For many retirees today, the first order of business after retiring is moving to a more forgiving climate or moving closer to children and grandchildren. And, many retirees who relocate for retirement do so with the goal of finding a comfortable, smaller home that makes it possible for them to age in place. Being in a new home that makes retirement more about relaxation and less about work is even sweeter when the moving process goes smoothly. Our tips for a stress-free move will help you relocate with ease.
Table of Contents
1. Research Your New Community
When you decide to relocate for retirement, it is important to be aware of services in the region that can make your golden years more manageable. If you are planning to age in place, you should know which contractors, cleaning services, health care services, and transportation services are available to help you be as independent as possible. Contractors can modify your home, for example, to make it easier for you to get in and out of your bathtub and up and down your stairs. Similarly, cleaning services can take care of chores that become difficult as your mobility decreases.
2. Get a Floor Plan of Your New Home
If you’ve lived in the same home for several years, as most seniors do, you may not know how your belongings will fit into your new place. And, you may be worried about what you can take with you if you are downsizing. One of the first steps you should take is looking over the floor plan of your new home.

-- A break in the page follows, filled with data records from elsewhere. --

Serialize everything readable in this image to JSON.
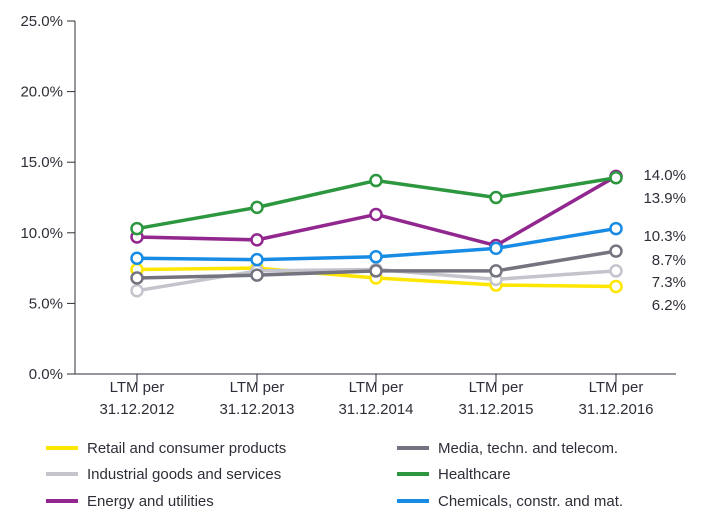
{
  "chart_data": {
    "type": "line",
    "title": "",
    "xlabel": "",
    "ylabel": "",
    "ylim": [
      0,
      25
    ],
    "grid": false,
    "legend_position": "bottom",
    "y_ticks": [
      "0.0%",
      "5.0%",
      "10.0%",
      "15.0%",
      "20.0%",
      "25.0%"
    ],
    "categories": [
      {
        "line1": "LTM per",
        "line2": "31.12.2012"
      },
      {
        "line1": "LTM per",
        "line2": "31.12.2013"
      },
      {
        "line1": "LTM per",
        "line2": "31.12.2014"
      },
      {
        "line1": "LTM per",
        "line2": "31.12.2015"
      },
      {
        "line1": "LTM per",
        "line2": "31.12.2016"
      }
    ],
    "series": [
      {
        "name": "Retail and consumer products",
        "color": "#ffe600",
        "values": [
          7.4,
          7.5,
          6.8,
          6.3,
          6.2
        ],
        "end_label": "6.2%"
      },
      {
        "name": "Industrial goods and services",
        "color": "#c4c4cd",
        "values": [
          5.9,
          7.3,
          7.4,
          6.7,
          7.3
        ],
        "end_label": "7.3%"
      },
      {
        "name": "Energy and utilities",
        "color": "#91278f",
        "values": [
          9.7,
          9.5,
          11.3,
          9.1,
          14.0
        ],
        "end_label": "14.0%"
      },
      {
        "name": "Media, techn. and telecom.",
        "color": "#747480",
        "values": [
          6.8,
          7.0,
          7.3,
          7.3,
          8.7
        ],
        "end_label": "8.7%"
      },
      {
        "name": "Healthcare",
        "color": "#2c973e",
        "values": [
          10.3,
          11.8,
          13.7,
          12.5,
          13.9
        ],
        "end_label": "13.9%"
      },
      {
        "name": "Chemicals, constr. and mat.",
        "color": "#188ce5",
        "values": [
          8.2,
          8.1,
          8.3,
          8.9,
          10.3
        ],
        "end_label": "10.3%"
      }
    ]
  }
}
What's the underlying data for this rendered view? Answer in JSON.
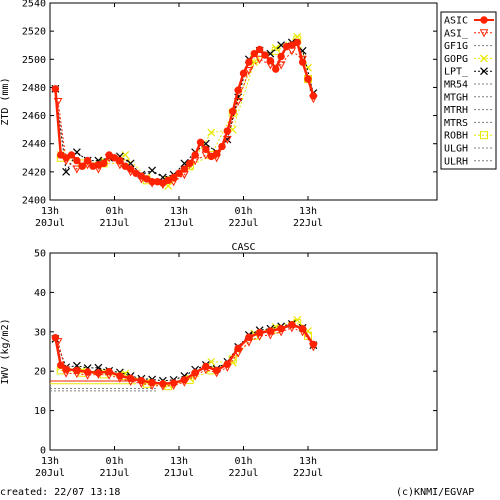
{
  "footer": {
    "created": "created: 22/07 13:18",
    "credit": "(c)KNMI/EGVAP"
  },
  "legend": {
    "entries": [
      {
        "label": "ASIC",
        "color": "#ff2200",
        "style": "solid",
        "marker": "dot"
      },
      {
        "label": "ASI_",
        "color": "#ff2200",
        "style": "dotted",
        "marker": "tri"
      },
      {
        "label": "GF1G",
        "color": "#808080",
        "style": "dotted",
        "marker": "none"
      },
      {
        "label": "GOPG",
        "color": "#e8e800",
        "style": "dotted",
        "marker": "x"
      },
      {
        "label": "LPT_",
        "color": "#000000",
        "style": "dotted",
        "marker": "x"
      },
      {
        "label": "MR54",
        "color": "#808080",
        "style": "dotted",
        "marker": "none"
      },
      {
        "label": "MTGH",
        "color": "#808080",
        "style": "dotted",
        "marker": "none"
      },
      {
        "label": "MTRH",
        "color": "#808080",
        "style": "dotted",
        "marker": "none"
      },
      {
        "label": "MTRS",
        "color": "#808080",
        "style": "dotted",
        "marker": "none"
      },
      {
        "label": "ROBH",
        "color": "#e8e800",
        "style": "dotted",
        "marker": "square"
      },
      {
        "label": "ULGH",
        "color": "#808080",
        "style": "dotted",
        "marker": "none"
      },
      {
        "label": "ULRH",
        "color": "#808080",
        "style": "dotted",
        "marker": "none"
      }
    ]
  },
  "chart_data": [
    {
      "type": "line",
      "title": "",
      "xlabel": "",
      "ylabel": "ZTD (mm)",
      "ylim": [
        2400,
        2540
      ],
      "yticks": [
        2400,
        2420,
        2440,
        2460,
        2480,
        2500,
        2520,
        2540
      ],
      "xlim_hours": [
        0,
        72
      ],
      "xticks": [
        {
          "hour": 0,
          "l1": "13h",
          "l2": "20Jul"
        },
        {
          "hour": 12,
          "l1": "01h",
          "l2": "21Jul"
        },
        {
          "hour": 24,
          "l1": "13h",
          "l2": "21Jul"
        },
        {
          "hour": 36,
          "l1": "01h",
          "l2": "22Jul"
        },
        {
          "hour": 48,
          "l1": "13h",
          "l2": "22Jul"
        }
      ],
      "grid": false,
      "series": [
        {
          "name": "ASIC",
          "points": [
            [
              1,
              2479
            ],
            [
              2,
              2432
            ],
            [
              3,
              2430
            ],
            [
              4,
              2432
            ],
            [
              5,
              2428
            ],
            [
              6,
              2424
            ],
            [
              7,
              2428
            ],
            [
              8,
              2424
            ],
            [
              9,
              2425
            ],
            [
              10,
              2426
            ],
            [
              11,
              2432
            ],
            [
              12,
              2430
            ],
            [
              13,
              2428
            ],
            [
              14,
              2424
            ],
            [
              15,
              2422
            ],
            [
              16,
              2419
            ],
            [
              17,
              2417
            ],
            [
              18,
              2415
            ],
            [
              19,
              2413
            ],
            [
              20,
              2413
            ],
            [
              21,
              2412
            ],
            [
              22,
              2414
            ],
            [
              23,
              2416
            ],
            [
              24,
              2419
            ],
            [
              25,
              2422
            ],
            [
              26,
              2426
            ],
            [
              27,
              2432
            ],
            [
              28,
              2441
            ],
            [
              29,
              2436
            ],
            [
              30,
              2431
            ],
            [
              31,
              2433
            ],
            [
              32,
              2438
            ],
            [
              33,
              2449
            ],
            [
              34,
              2463
            ],
            [
              35,
              2478
            ],
            [
              36,
              2490
            ],
            [
              37,
              2498
            ],
            [
              38,
              2504
            ],
            [
              39,
              2507
            ],
            [
              40,
              2503
            ],
            [
              41,
              2499
            ],
            [
              42,
              2493
            ],
            [
              43,
              2502
            ],
            [
              44,
              2509
            ],
            [
              45,
              2510
            ],
            [
              46,
              2512
            ],
            [
              47,
              2498
            ],
            [
              48,
              2486
            ],
            [
              49,
              2474
            ]
          ]
        },
        {
          "name": "ASI_",
          "points": [
            [
              1.5,
              2470
            ],
            [
              3,
              2428
            ],
            [
              5,
              2422
            ],
            [
              7,
              2425
            ],
            [
              9,
              2422
            ],
            [
              11,
              2430
            ],
            [
              13,
              2425
            ],
            [
              15,
              2420
            ],
            [
              17,
              2415
            ],
            [
              19,
              2412
            ],
            [
              21,
              2411
            ],
            [
              23,
              2413
            ],
            [
              25,
              2418
            ],
            [
              27,
              2428
            ],
            [
              29,
              2432
            ],
            [
              31,
              2430
            ],
            [
              33,
              2443
            ],
            [
              35,
              2470
            ],
            [
              37,
              2492
            ],
            [
              39,
              2500
            ],
            [
              41,
              2496
            ],
            [
              43,
              2496
            ],
            [
              45,
              2506
            ],
            [
              47,
              2500
            ],
            [
              49,
              2472
            ]
          ]
        },
        {
          "name": "GOPG",
          "points": [
            [
              2,
              2432
            ],
            [
              6,
              2425
            ],
            [
              10,
              2428
            ],
            [
              14,
              2432
            ],
            [
              18,
              2416
            ],
            [
              22,
              2410
            ],
            [
              26,
              2424
            ],
            [
              30,
              2448
            ],
            [
              34,
              2450
            ],
            [
              38,
              2498
            ],
            [
              42,
              2508
            ],
            [
              46,
              2516
            ],
            [
              48,
              2494
            ]
          ]
        },
        {
          "name": "LPT_",
          "points": [
            [
              1,
              2479
            ],
            [
              3,
              2420
            ],
            [
              5,
              2434
            ],
            [
              7,
              2428
            ],
            [
              9,
              2428
            ],
            [
              11,
              2430
            ],
            [
              13,
              2431
            ],
            [
              15,
              2426
            ],
            [
              17,
              2418
            ],
            [
              19,
              2421
            ],
            [
              21,
              2416
            ],
            [
              23,
              2418
            ],
            [
              25,
              2426
            ],
            [
              27,
              2434
            ],
            [
              29,
              2440
            ],
            [
              31,
              2434
            ],
            [
              33,
              2443
            ],
            [
              35,
              2473
            ],
            [
              37,
              2500
            ],
            [
              39,
              2506
            ],
            [
              41,
              2504
            ],
            [
              43,
              2510
            ],
            [
              45,
              2512
            ],
            [
              47,
              2506
            ],
            [
              49,
              2476
            ]
          ]
        },
        {
          "name": "ROBH",
          "points": [
            [
              2,
              2430
            ],
            [
              6,
              2426
            ],
            [
              10,
              2426
            ],
            [
              14,
              2426
            ],
            [
              18,
              2414
            ],
            [
              22,
              2414
            ],
            [
              26,
              2424
            ],
            [
              30,
              2432
            ],
            [
              34,
              2462
            ],
            [
              38,
              2500
            ],
            [
              42,
              2506
            ],
            [
              46,
              2514
            ],
            [
              48,
              2486
            ]
          ]
        }
      ]
    },
    {
      "type": "line",
      "title": "CASC",
      "xlabel": "",
      "ylabel": "IWV (kg/m2)",
      "ylim": [
        0,
        50
      ],
      "yticks": [
        0,
        10,
        20,
        30,
        40,
        50
      ],
      "xlim_hours": [
        0,
        72
      ],
      "xticks": [
        {
          "hour": 0,
          "l1": "13h",
          "l2": "20Jul"
        },
        {
          "hour": 12,
          "l1": "01h",
          "l2": "21Jul"
        },
        {
          "hour": 24,
          "l1": "13h",
          "l2": "21Jul"
        },
        {
          "hour": 36,
          "l1": "01h",
          "l2": "22Jul"
        },
        {
          "hour": 48,
          "l1": "13h",
          "l2": "22Jul"
        }
      ],
      "grid": false,
      "series": [
        {
          "name": "ASIC",
          "points": [
            [
              1,
              28.5
            ],
            [
              2,
              21.5
            ],
            [
              3,
              20.5
            ],
            [
              5,
              20.2
            ],
            [
              7,
              19.8
            ],
            [
              9,
              19.6
            ],
            [
              11,
              19.9
            ],
            [
              13,
              18.8
            ],
            [
              15,
              18.2
            ],
            [
              17,
              17.6
            ],
            [
              19,
              17.1
            ],
            [
              21,
              16.8
            ],
            [
              23,
              17.0
            ],
            [
              25,
              17.8
            ],
            [
              27,
              19.6
            ],
            [
              29,
              21.2
            ],
            [
              31,
              20.2
            ],
            [
              33,
              21.8
            ],
            [
              35,
              25.8
            ],
            [
              37,
              28.6
            ],
            [
              39,
              29.8
            ],
            [
              41,
              30.2
            ],
            [
              43,
              30.8
            ],
            [
              45,
              31.8
            ],
            [
              47,
              30.8
            ],
            [
              49,
              26.8
            ]
          ]
        },
        {
          "name": "ASI_",
          "points": [
            [
              1.5,
              27.5
            ],
            [
              3,
              19.5
            ],
            [
              5,
              19.4
            ],
            [
              7,
              19.0
            ],
            [
              9,
              19.2
            ],
            [
              11,
              19.0
            ],
            [
              13,
              18.2
            ],
            [
              15,
              17.4
            ],
            [
              17,
              16.9
            ],
            [
              19,
              16.4
            ],
            [
              21,
              16.2
            ],
            [
              23,
              16.4
            ],
            [
              25,
              17.2
            ],
            [
              27,
              18.8
            ],
            [
              29,
              20.4
            ],
            [
              31,
              19.6
            ],
            [
              33,
              21.0
            ],
            [
              35,
              24.6
            ],
            [
              37,
              27.4
            ],
            [
              39,
              28.9
            ],
            [
              41,
              29.2
            ],
            [
              43,
              30.0
            ],
            [
              45,
              31.0
            ],
            [
              47,
              30.0
            ],
            [
              49,
              26.2
            ]
          ]
        },
        {
          "name": "GOPG",
          "points": [
            [
              2,
              21.0
            ],
            [
              6,
              20.2
            ],
            [
              10,
              19.8
            ],
            [
              14,
              19.4
            ],
            [
              18,
              17.2
            ],
            [
              22,
              16.6
            ],
            [
              26,
              18.2
            ],
            [
              30,
              22.4
            ],
            [
              34,
              22.2
            ],
            [
              38,
              29.6
            ],
            [
              42,
              31.2
            ],
            [
              46,
              33.0
            ],
            [
              48,
              30.2
            ]
          ]
        },
        {
          "name": "LPT_",
          "points": [
            [
              1,
              28.2
            ],
            [
              3,
              21.0
            ],
            [
              5,
              21.4
            ],
            [
              7,
              20.8
            ],
            [
              9,
              20.9
            ],
            [
              11,
              20.1
            ],
            [
              13,
              19.7
            ],
            [
              15,
              18.8
            ],
            [
              17,
              18.1
            ],
            [
              19,
              17.9
            ],
            [
              21,
              17.6
            ],
            [
              23,
              17.8
            ],
            [
              25,
              18.8
            ],
            [
              27,
              20.4
            ],
            [
              29,
              21.6
            ],
            [
              31,
              20.6
            ],
            [
              33,
              22.4
            ],
            [
              35,
              26.2
            ],
            [
              37,
              29.2
            ],
            [
              39,
              30.4
            ],
            [
              41,
              30.8
            ],
            [
              43,
              31.4
            ],
            [
              45,
              32.0
            ],
            [
              47,
              31.0
            ],
            [
              49,
              26.6
            ]
          ]
        },
        {
          "name": "ROBH",
          "points": [
            [
              2,
              20.2
            ],
            [
              6,
              19.6
            ],
            [
              10,
              19.2
            ],
            [
              14,
              18.8
            ],
            [
              18,
              16.8
            ],
            [
              22,
              16.2
            ],
            [
              26,
              17.8
            ],
            [
              30,
              20.2
            ],
            [
              34,
              23.0
            ],
            [
              38,
              29.0
            ],
            [
              42,
              30.6
            ],
            [
              46,
              32.2
            ],
            [
              48,
              29.0
            ]
          ]
        }
      ],
      "reference_lines": [
        {
          "color": "#ff2200",
          "style": "solid",
          "y": 17.5,
          "x": [
            0,
            16
          ]
        },
        {
          "color": "#e8e800",
          "style": "solid",
          "y": 16.8,
          "x": [
            0,
            16
          ]
        },
        {
          "color": "#808080",
          "style": "dotted",
          "y": 15.6,
          "x": [
            0,
            20
          ]
        },
        {
          "color": "#808080",
          "style": "dotted",
          "y": 15.0,
          "x": [
            0,
            20
          ]
        }
      ]
    }
  ]
}
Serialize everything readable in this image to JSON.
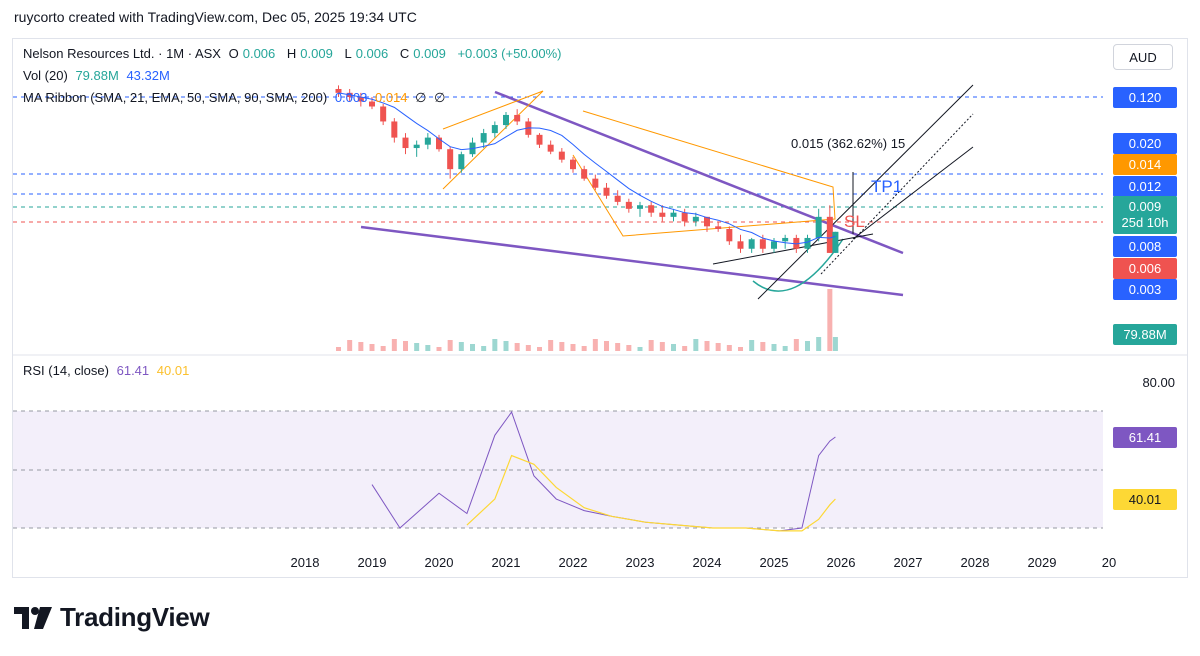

You’ll be able to decide where to put your furniture and have a clearer picture of your home even before you begin to pack.
For some seniors, having the floor plan of their new home is essential because they won’t have as much space as they were accustomed to, and they cannot take all their belongings with them. Downsizing gives you the opportunity to donate items that you do not use or to give items to your children that you have been storing since their childhood. Your grandchildren especially will enjoy seeing mementos and keepsakes from when their parents were young. Many seniors enjoy having a reason to purge and knowing their new home will not be as cluttered as their previous one. They also appreciate that it is far more affordable to move fewer items to their new home.
3. Have Plenty of Help
Moving to a new place is a lot of work, and seniors run the risk of injury when they attempt to move furniture or other items that are too heavy for them. One option is to enlist family members to help. Family members can make sure that your items are properly labeled and organized in the moving truck to ensure that items you will need immediately, such as your bedroom furniture and toiletries, are easy to access.
Family members also can help seniors sort items as part of the downsizing process. It can be emotional, and going through mementos and keepsakes as a family can ease some of the pain and give everyone a chance to share the joyful memories while deciding what to keep, what to donate to charity, and what to give to family members themselves. If it is too difficult for family members to help their loved ones downsize and prepare for a move, senior move managers are available to assist everyone in the process.
Another type of help you can enlist when relocating for retirement is a moving company. Many moving companies offer packing, loading, hauling, unloading, and unpacking services. These services especially are helpful for seniors moving hundreds of miles from home or for seniors who don’t have family nearby to assist in the packing process.
Relocating for retirement is often bittersweet for seniors. However, knowing that you are downsizing to a home that will make aging in place easier often is worth the time and energy it takes to move. If you research your new community, get a floor plan of your new home, and have plenty of help, your move can be stress-free.